PyTorch学习笔记（12）对抗生成网络GAN

import  torch 

from    torch import nn, optim, autograd

import  numpy as np

import  visdom

from    torch.nn import functional as F

from    matplotlib import pyplot as plt

import  random

h_dim = 400

batchsz = 512

viz = visdom.Visdom()

class Generator(nn.Module):

    def __init__(self):

        super(Generator, self).__init__()

        self.net = nn.Sequential(

            nn.Linear(2, h_dim),

            nn.ReLU(True),

            nn.Linear(h_dim, h_dim),

            nn.ReLU(True),

            nn.Linear(h_dim, h_dim),

            nn.ReLU(True),

            nn.Linear(h_dim, 2),

        )

    def forward(self, z):

        output = self.net(z)

        return output

class Discriminator(nn.Module):

    def __init__(self):

        super(Discriminator, self).__init__()

        self.net = nn.Sequential(

            nn.Linear(2, h_dim),

            nn.ReLU(True),

            nn.Linear(h_dim, h_dim),

            nn.ReLU(True),

            nn.Linear(h_dim, h_dim),

            nn.ReLU(True),

            nn.Linear(h_dim, 1),

            nn.Sigmoid()

        )

    def forward(self, x):

        output = self.net(x)

        return output.view(-1)

def data_generator():

    scale = 2.

    centers = [

        (1, 0),

        (-1, 0),

        (0, 1),

        (0, -1),

        (1. / np.sqrt(2), 1. / np.sqrt(2)),

        (1. / np.sqrt(2), -1. / np.sqrt(2)),

        (-1. / np.sqrt(2), 1. / np.sqrt(2)),

        (-1. / np.sqrt(2), -1. / np.sqrt(2))

    ]

    centers = [(scale * x, scale * y) for x, y in centers]

    while True:

        dataset = []

        for i in range(batchsz):

            point = np.random.randn(2) * .02

            center = random.choice(centers)
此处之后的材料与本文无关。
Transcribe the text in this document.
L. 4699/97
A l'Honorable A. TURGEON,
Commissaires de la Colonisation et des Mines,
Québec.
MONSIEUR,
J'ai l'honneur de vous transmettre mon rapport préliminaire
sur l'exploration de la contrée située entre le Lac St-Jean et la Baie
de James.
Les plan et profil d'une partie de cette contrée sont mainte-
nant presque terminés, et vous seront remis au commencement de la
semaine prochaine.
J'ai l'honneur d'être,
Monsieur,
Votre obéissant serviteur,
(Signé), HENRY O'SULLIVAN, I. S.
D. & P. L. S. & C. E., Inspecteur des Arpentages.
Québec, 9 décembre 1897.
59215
            point[0] += center[0]

            point[1] += center[1]

            dataset.append(point)

        dataset = np.array(dataset, dtype='float32')

        dataset /= 1.414  # stdev

        yield dataset

    # for i in range(100000//25):

    #     for x in range(-2, 3):

    #         for y in range(-2, 3):

    #             point = np.random.randn(2).astype(np.float32) * 0.05

    #             point[0] += 2 * x

    #             point[1] += 2 * y

    #             dataset.append(point)

    #

    # dataset = np.array(dataset)

    # print('dataset:', dataset.shape)

    # viz.scatter(dataset, win='dataset', opts=dict(title='dataset', webgl=True))

    #

    # while True:

    #     np.random.shuffle(dataset)

    #

    #     for i in range(len(dataset)//batchsz):

    #         yield dataset[i*batchsz : (i+1)*batchsz]

def generate_image(D, G, xr, epoch):

    """

    Generates and saves a plot of the true distribution, the generator, and the

    critic.

    """

    N_POINTS = 128

    RANGE = 3

    plt.clf()

    points = np.zeros((N_POINTS, N_POINTS, 2), dtype='float32')

    points[:, :, 0] = np.linspace(-RANGE, RANGE, N_POINTS)[:, None]

    points[:, :, 1] = np.linspace(-RANGE, RANGE, N_POINTS)[None, :]

    points = points.reshape((-1, 2))

    # (16384, 2)

    # print('p:', points.shape)

    # draw contour

    with torch.no_grad():

        points = torch.Tensor(points).cuda() # [16384, 2]

        disc_map = D(points).cpu().numpy() # [16384]

    x = y = np.linspace(-RANGE, RANGE, N_POINTS)

    cs = plt.contour(x, y, disc_map.reshape((len(x), len(y))).transpose())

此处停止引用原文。